Thus $f(y)-f(x)=0$ for $x, y \in[a, b],$ so $f$ is constant.

The rest is left to the reader. $\quad \square$

Theorem $\PageIndex{3}$ (inverse functions)

Let $f : E^{1} \rightarrow E^{1}$ be relatively continuous and strictly monotone on an interval $I \subseteq E^{1}$. Let $f^{\prime}(p) \neq 0$ at some interior point $p \in I.$ Then the inverse function $g=f^{-1}$ (with $f$ restricted to $I)$ has a derivative at $q=f(p),$ and

$$g^{\prime}(q)=\frac{1}{f^{\prime}(p)}.$$

(If $f^{\prime}(p)=\pm \infty,$ then $g^{\prime}(q)=0.)$

Proof

By Theorem 3 of Chapter 4, §9, $g=f^{-1}$ is strictly monotone and relatively continuous on $f[I],$ itself an interval. If $p$ is interior to $I,$ then $q=f(p)$ is interior to $f[I].$ (Why?)

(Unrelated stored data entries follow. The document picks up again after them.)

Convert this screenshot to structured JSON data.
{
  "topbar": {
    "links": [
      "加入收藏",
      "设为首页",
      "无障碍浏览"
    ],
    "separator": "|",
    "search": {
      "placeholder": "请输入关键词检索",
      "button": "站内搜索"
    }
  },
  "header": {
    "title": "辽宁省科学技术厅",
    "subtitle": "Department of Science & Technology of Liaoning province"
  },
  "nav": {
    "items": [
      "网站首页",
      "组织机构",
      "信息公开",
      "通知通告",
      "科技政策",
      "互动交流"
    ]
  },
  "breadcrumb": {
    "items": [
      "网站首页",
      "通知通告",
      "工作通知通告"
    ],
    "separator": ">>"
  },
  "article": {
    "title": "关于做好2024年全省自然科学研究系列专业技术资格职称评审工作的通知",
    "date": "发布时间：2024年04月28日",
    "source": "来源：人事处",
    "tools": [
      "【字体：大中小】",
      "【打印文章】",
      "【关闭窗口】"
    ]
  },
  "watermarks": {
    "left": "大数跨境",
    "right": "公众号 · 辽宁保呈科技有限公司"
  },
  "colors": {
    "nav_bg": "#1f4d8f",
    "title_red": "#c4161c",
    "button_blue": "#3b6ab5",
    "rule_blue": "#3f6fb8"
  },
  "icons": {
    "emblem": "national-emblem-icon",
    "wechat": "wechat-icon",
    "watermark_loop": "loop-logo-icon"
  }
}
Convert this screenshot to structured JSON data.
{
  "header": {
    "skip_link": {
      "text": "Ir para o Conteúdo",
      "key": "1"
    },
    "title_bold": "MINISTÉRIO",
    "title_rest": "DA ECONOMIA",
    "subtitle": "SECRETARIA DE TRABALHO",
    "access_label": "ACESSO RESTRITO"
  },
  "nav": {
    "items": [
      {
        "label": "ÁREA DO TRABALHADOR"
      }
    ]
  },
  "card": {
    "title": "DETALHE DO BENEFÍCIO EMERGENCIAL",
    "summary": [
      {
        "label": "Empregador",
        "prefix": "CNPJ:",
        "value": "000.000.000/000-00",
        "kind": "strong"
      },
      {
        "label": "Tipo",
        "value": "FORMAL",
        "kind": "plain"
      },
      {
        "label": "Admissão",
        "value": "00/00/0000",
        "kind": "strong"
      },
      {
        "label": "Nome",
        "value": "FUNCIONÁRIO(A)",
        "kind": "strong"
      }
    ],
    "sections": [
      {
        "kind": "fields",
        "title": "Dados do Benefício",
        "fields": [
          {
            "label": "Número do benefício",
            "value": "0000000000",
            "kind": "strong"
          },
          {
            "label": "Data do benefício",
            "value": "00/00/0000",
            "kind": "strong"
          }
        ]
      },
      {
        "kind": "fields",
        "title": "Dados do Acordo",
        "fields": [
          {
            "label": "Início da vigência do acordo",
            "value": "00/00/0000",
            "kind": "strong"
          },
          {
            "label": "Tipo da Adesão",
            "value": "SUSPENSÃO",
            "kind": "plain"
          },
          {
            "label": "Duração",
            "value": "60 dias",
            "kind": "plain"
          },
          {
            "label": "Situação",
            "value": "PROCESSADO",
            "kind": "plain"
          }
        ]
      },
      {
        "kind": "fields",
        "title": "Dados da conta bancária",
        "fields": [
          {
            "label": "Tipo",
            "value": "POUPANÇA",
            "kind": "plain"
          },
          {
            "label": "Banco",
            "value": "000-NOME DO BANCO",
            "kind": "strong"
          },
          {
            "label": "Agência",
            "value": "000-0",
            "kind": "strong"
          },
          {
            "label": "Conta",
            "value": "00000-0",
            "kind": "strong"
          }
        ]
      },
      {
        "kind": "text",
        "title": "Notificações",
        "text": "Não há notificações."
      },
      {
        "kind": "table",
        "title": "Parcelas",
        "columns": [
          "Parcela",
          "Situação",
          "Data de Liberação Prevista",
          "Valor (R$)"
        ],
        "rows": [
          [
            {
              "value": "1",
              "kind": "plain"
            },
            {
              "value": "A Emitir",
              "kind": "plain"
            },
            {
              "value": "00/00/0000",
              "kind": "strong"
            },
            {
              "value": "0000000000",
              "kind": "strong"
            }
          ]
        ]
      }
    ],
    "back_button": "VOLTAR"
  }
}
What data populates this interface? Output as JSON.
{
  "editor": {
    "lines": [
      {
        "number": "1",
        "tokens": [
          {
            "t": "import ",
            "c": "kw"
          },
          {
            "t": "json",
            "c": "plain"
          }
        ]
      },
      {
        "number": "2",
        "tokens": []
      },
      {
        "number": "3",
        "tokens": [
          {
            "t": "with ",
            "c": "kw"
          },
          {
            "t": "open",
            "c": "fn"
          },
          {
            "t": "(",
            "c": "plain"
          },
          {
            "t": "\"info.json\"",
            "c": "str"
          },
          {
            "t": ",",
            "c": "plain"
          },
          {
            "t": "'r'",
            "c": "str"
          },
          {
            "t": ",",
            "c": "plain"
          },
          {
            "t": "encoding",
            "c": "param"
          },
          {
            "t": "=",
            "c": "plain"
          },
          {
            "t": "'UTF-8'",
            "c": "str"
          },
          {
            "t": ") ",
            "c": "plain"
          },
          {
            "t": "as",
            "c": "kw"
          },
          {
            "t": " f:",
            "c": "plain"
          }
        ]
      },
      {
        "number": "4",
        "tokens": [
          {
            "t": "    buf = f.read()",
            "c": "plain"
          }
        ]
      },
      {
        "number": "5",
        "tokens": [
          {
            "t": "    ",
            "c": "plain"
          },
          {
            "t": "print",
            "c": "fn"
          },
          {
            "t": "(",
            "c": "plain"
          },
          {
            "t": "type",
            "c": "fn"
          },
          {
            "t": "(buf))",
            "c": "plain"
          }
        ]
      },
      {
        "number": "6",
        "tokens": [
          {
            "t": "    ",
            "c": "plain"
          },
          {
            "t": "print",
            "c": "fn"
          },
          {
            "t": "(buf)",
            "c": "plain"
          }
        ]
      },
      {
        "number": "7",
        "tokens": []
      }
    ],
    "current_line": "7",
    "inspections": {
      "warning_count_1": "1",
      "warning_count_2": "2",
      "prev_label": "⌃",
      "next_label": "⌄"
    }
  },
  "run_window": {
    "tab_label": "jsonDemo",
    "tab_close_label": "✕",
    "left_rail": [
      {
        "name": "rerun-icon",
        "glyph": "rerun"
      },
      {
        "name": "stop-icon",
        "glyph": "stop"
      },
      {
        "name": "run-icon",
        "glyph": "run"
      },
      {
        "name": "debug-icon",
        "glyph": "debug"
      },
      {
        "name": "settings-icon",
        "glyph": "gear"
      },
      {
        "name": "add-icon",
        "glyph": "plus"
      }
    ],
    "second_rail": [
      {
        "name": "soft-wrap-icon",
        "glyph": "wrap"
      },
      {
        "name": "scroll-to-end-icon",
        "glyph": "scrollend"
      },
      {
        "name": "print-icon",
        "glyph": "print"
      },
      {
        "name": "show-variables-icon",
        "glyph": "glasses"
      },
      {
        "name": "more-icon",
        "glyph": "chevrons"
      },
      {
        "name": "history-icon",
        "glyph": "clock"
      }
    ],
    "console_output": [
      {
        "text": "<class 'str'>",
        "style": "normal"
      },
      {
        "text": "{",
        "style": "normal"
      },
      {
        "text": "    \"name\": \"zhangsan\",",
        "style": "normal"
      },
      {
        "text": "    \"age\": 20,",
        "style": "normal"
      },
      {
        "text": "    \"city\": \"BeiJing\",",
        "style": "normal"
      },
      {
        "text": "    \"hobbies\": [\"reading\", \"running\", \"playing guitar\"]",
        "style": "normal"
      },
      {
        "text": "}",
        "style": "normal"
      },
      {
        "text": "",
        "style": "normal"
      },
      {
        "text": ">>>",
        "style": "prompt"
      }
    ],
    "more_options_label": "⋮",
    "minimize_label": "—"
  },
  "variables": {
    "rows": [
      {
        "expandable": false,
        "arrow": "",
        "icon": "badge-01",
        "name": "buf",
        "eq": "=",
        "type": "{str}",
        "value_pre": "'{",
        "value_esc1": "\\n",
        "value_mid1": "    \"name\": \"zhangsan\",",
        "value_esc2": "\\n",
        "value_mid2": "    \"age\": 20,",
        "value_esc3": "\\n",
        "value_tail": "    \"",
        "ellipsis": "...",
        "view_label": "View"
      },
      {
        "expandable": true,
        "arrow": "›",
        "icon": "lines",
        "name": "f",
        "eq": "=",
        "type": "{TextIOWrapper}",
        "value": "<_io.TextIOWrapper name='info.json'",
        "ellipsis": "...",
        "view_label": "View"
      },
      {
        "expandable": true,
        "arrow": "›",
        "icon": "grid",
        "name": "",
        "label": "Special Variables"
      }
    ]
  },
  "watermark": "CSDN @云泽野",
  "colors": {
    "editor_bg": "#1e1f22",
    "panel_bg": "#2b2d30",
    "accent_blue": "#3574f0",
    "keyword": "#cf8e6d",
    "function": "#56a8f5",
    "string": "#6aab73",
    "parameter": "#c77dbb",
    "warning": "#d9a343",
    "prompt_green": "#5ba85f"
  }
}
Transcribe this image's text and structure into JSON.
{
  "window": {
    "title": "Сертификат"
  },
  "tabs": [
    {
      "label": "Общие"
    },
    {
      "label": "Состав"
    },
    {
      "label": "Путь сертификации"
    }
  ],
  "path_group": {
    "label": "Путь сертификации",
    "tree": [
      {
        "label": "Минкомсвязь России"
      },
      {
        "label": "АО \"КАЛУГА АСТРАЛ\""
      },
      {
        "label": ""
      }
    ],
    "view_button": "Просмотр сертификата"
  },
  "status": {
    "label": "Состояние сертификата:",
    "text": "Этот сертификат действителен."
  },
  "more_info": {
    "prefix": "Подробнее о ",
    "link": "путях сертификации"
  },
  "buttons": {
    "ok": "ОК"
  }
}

Now if $y \in f[I],$ we set

$$\Delta g=g(y)-g(q), \Delta y=y-q, x=f^{-1}(y)=g(y), \text { and } f(x)=y$$

and obtain

$$\frac{\Delta g}{\Delta y}=\frac{g(y)-g(q)}{y-q}=\frac{x-p}{f(x)-f(p)}=\frac{\Delta x}{\Delta f} \text { for } x \neq p.$$

Now if $y \rightarrow q,$ the continuity of $g$ at $q$ yields $g(y) \rightarrow g(q);$ i.e., $x \rightarrow p.$ Also, $x \neq p$ iff $y \neq q$, for $f$ and $g$ are one-to-one functions. Thus we may substitute $y=f(x)$ or $x=g(y)$ to get

$$g^{\prime}(q)=\lim _{y \rightarrow q} \frac{\Delta g}{\Delta y}=\lim _{x \rightarrow p} \frac{\Delta x}{\Delta f}=\frac{1}{\lim _{x \rightarrow p}(\Delta f / \Delta x)}=\frac{1}{f^{\prime}(p)},$$

where we use the convention $\frac{1}{\infty}=0$ if $f^{\prime}(p)=\infty. \quad \square$

Theorem $\PageIndex{4}$ (Darboux)

If $f : E^{1} \rightarrow E^{*}$ is relatively continuous and has a derivative on an interval I, then $f^{\prime}$ has the Darboux property (Chapter 4, §9 ) on $I.$

Proof

Let $p, q \in I$ and $f^{\prime}(p)<c<f^{\prime}(q).$ Put $g(x)=f(x)-c x.$ Assume $g^{\prime} \neq 0$ on $(p, q)$ and find a contradiction to Theorem 1. Details are left to the reader. $\quad \square$